When cutting, should you move to a higher rep, lower weight w/o? Is there any place for higher rep/lower weight? 

I ask this becuase im going to be cutting over christmas break, and other than cardio stuff ex, stair master, running, row machine what should i be doing? Of course i understand that diet is a key factor, but i dont know what i should be doing in the weight room if i should be at all. If someone could suggest a key w/o for maximum fat loss it would be greatly appreciated.


----------



## pumpthatiron (Dec 12, 2004)

USE THE SEARCH MAN

WEIGHT TRAINING DOESN'T CHANGE, diet does

"cutting is all about diet and cardio" -gopro


----------



## CowPimp (Dec 12, 2004)

It is my opinion that training for strength is a good idea while cutting.  You aren't going to gain muscle mass while cutting.  However, you may very well improve your strength while cutting.


----------



## Duncans Donuts (Dec 12, 2004)

I have never succesfully gotten stronger on any training method while doing a serious cut


----------



## LAM (Dec 12, 2004)

VicVega said:
			
		

> When cutting, should you move to a higher rep, lower weight w/o? Is there any place for higher rep/lower weight?
> 
> I ask this becuase im going to be cutting over christmas break, and other than cardio stuff ex, stair master, running, row machine what should i be doing? Of course i understand that diet is a key factor, but i dont know what i should be doing in the weight room if i should be at all. If someone could suggest a key w/o for maximum fat loss it would be greatly appreciated.

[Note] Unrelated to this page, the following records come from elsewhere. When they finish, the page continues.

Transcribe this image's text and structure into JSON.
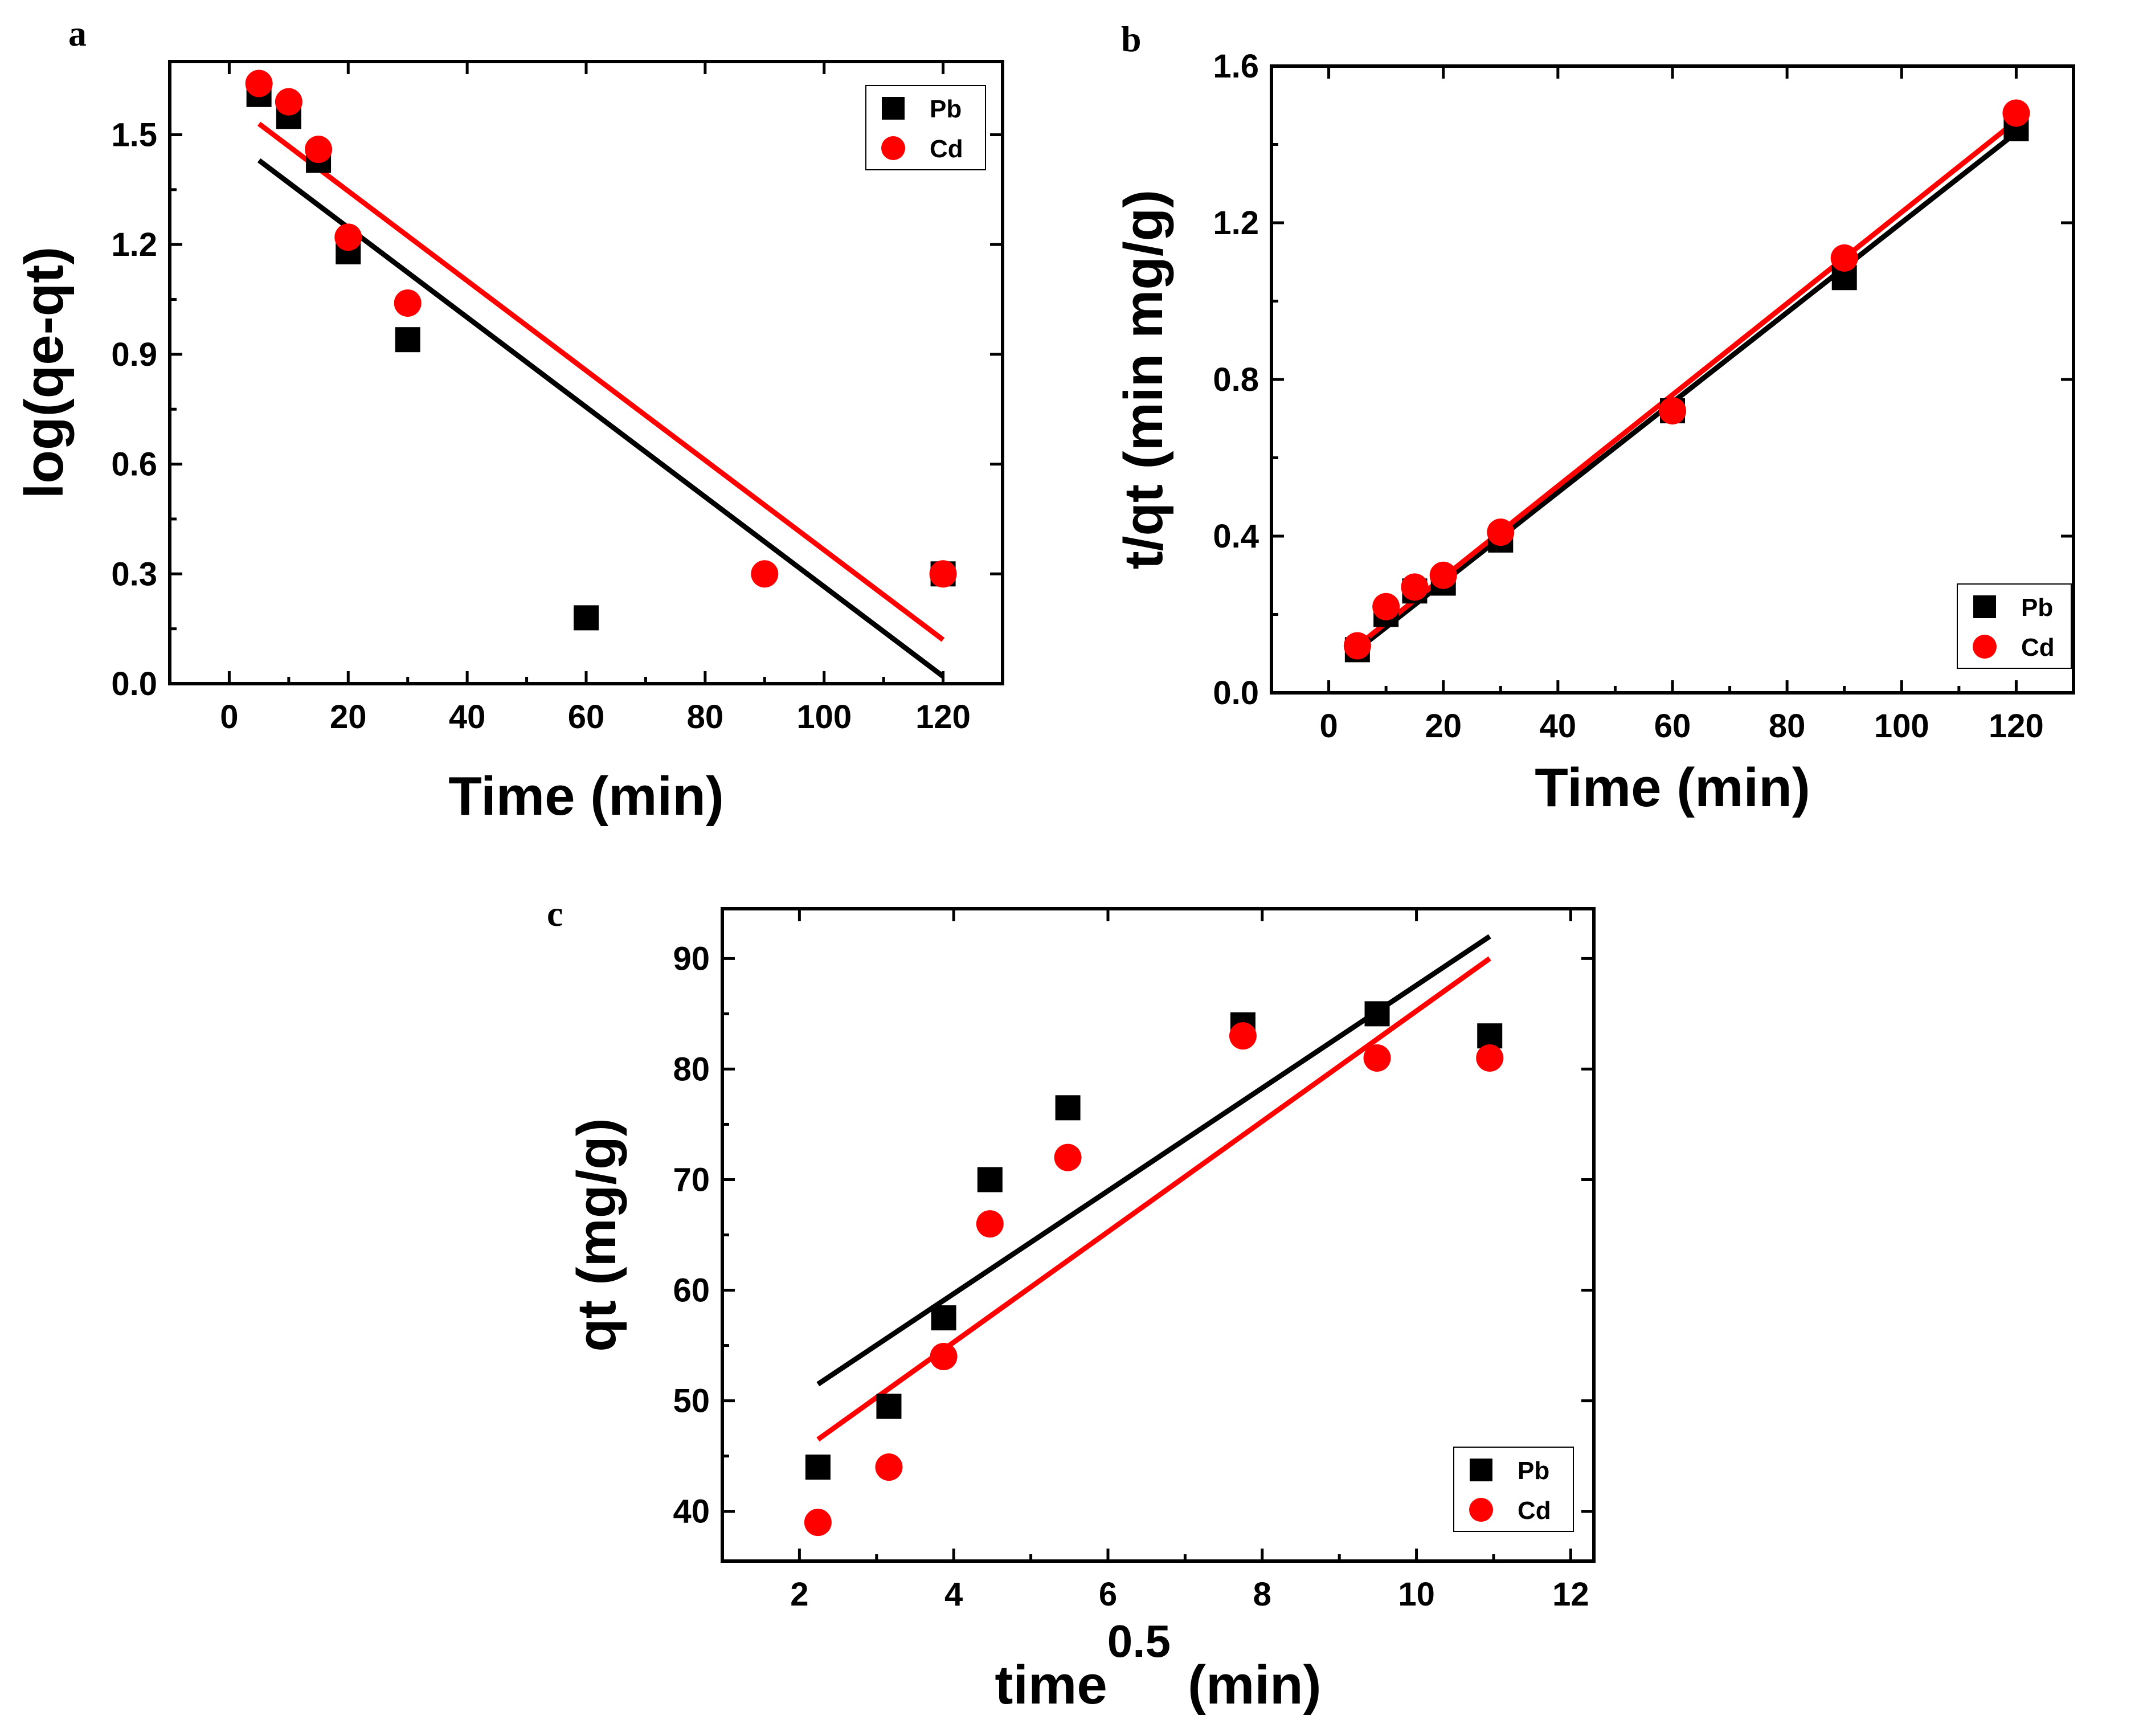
{
  "chart_data": [
    {
      "panel": "a",
      "type": "scatter",
      "xlabel": "Time (min)",
      "ylabel": "log(qe-qt)",
      "xlim": [
        -10,
        130
      ],
      "ylim": [
        0.0,
        1.7
      ],
      "xticks": [
        0,
        20,
        40,
        60,
        80,
        100,
        120
      ],
      "xtick_labels": [
        "0",
        "20",
        "40",
        "60",
        "80",
        "100",
        "120"
      ],
      "yticks": [
        0.0,
        0.3,
        0.6,
        0.9,
        1.2,
        1.5
      ],
      "ytick_labels": [
        "0.0",
        "0.3",
        "0.6",
        "0.9",
        "1.2",
        "1.5"
      ],
      "legend_position": "top-right",
      "series": [
        {
          "name": "Pb",
          "color": "#000000",
          "marker": "square",
          "x": [
            5,
            10,
            15,
            20,
            30,
            60,
            120
          ],
          "y": [
            1.61,
            1.55,
            1.43,
            1.18,
            0.94,
            0.18,
            0.3
          ],
          "fit": {
            "x": [
              5,
              120
            ],
            "y": [
              1.43,
              0.02
            ]
          }
        },
        {
          "name": "Cd",
          "color": "#ff0000",
          "marker": "circle",
          "x": [
            5,
            10,
            15,
            20,
            30,
            90,
            120
          ],
          "y": [
            1.64,
            1.59,
            1.46,
            1.22,
            1.04,
            0.3,
            0.3
          ],
          "fit": {
            "x": [
              5,
              120
            ],
            "y": [
              1.53,
              0.12
            ]
          }
        }
      ]
    },
    {
      "panel": "b",
      "type": "scatter",
      "xlabel": "Time (min)",
      "ylabel": "t/qt (min mg/g)",
      "xlim": [
        -10,
        130
      ],
      "ylim": [
        0.0,
        1.6
      ],
      "xticks": [
        0,
        20,
        40,
        60,
        80,
        100,
        120
      ],
      "xtick_labels": [
        "0",
        "20",
        "40",
        "60",
        "80",
        "100",
        "120"
      ],
      "yticks": [
        0.0,
        0.4,
        0.8,
        1.2,
        1.6
      ],
      "ytick_labels": [
        "0.0",
        "0.4",
        "0.8",
        "1.2",
        "1.6"
      ],
      "legend_position": "bottom-right",
      "series": [
        {
          "name": "Pb",
          "color": "#000000",
          "marker": "square",
          "x": [
            5,
            10,
            15,
            20,
            30,
            60,
            90,
            120
          ],
          "y": [
            0.11,
            0.2,
            0.26,
            0.28,
            0.39,
            0.72,
            1.06,
            1.44
          ],
          "fit": {
            "x": [
              5,
              120
            ],
            "y": [
              0.11,
              1.43
            ]
          }
        },
        {
          "name": "Cd",
          "color": "#ff0000",
          "marker": "circle",
          "x": [
            5,
            10,
            15,
            20,
            30,
            60,
            90,
            120
          ],
          "y": [
            0.12,
            0.22,
            0.27,
            0.3,
            0.41,
            0.72,
            1.11,
            1.48
          ],
          "fit": {
            "x": [
              5,
              120
            ],
            "y": [
              0.12,
              1.46
            ]
          }
        }
      ]
    },
    {
      "panel": "c",
      "type": "scatter",
      "xlabel_main": "time",
      "xlabel_sup": "0.5",
      "xlabel_unit": "(min)",
      "ylabel": "qt (mg/g)",
      "xlim": [
        1,
        12.3
      ],
      "ylim": [
        35.5,
        94.5
      ],
      "xticks": [
        2,
        4,
        6,
        8,
        10,
        12
      ],
      "xtick_labels": [
        "2",
        "4",
        "6",
        "8",
        "10",
        "12"
      ],
      "yticks": [
        40,
        50,
        60,
        70,
        80,
        90
      ],
      "ytick_labels": [
        "40",
        "50",
        "60",
        "70",
        "80",
        "90"
      ],
      "legend_position": "bottom-right",
      "series": [
        {
          "name": "Pb",
          "color": "#000000",
          "marker": "square",
          "x": [
            2.24,
            3.16,
            3.87,
            4.47,
            5.48,
            7.75,
            9.49,
            10.95
          ],
          "y": [
            44,
            49.5,
            57.5,
            70,
            76.5,
            84,
            85,
            83
          ],
          "fit": {
            "x": [
              2.24,
              10.95
            ],
            "y": [
              51.5,
              92
            ]
          }
        },
        {
          "name": "Cd",
          "color": "#ff0000",
          "marker": "circle",
          "x": [
            2.24,
            3.16,
            3.87,
            4.47,
            5.48,
            7.75,
            9.49,
            10.95
          ],
          "y": [
            39,
            44,
            54,
            66,
            72,
            83,
            81,
            81
          ],
          "fit": {
            "x": [
              2.24,
              10.95
            ],
            "y": [
              46.5,
              90
            ]
          }
        }
      ]
    }
  ]
}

high reps are basically for endurance training...


----------



## CowPimp (Dec 12, 2004)

Duncans Donuts said:
			
		

> I have never succesfully gotten stronger on any training method while doing a serious cut



If you're losing muscle mass, then probably not.  However, if you can maintain virtually all of your muscle mass, then improved neuromuscular efficiency can still result.


----------



## Tha Don (Dec 13, 2004)

personally i cycle between low reps/heavy weight and higher reps/lighter weight whilst cutting

i definately enjoy the pumps i get whilst on the higher rep work, vascularity is awesome

i never gain strength whilst cutting, i just try to retain as much as possible keep lifting heavy on the heavy days, if you went light every session without doubt you'd lose strength and probably a fair bit of LBM

peace


----------



## joey2005 (Dec 13, 2004)

Ive lost 3 inches on my waist and have tremendoua muscle gains in chest/shoulders/bicep/tricep...maybe its just that im losing fat and they ar more visible.


----------



## Mudge (Dec 13, 2004)

All high reps do, coupled with shorter rest periods between sets, is serve to keep the heart rate elevated just like circuit training.


----------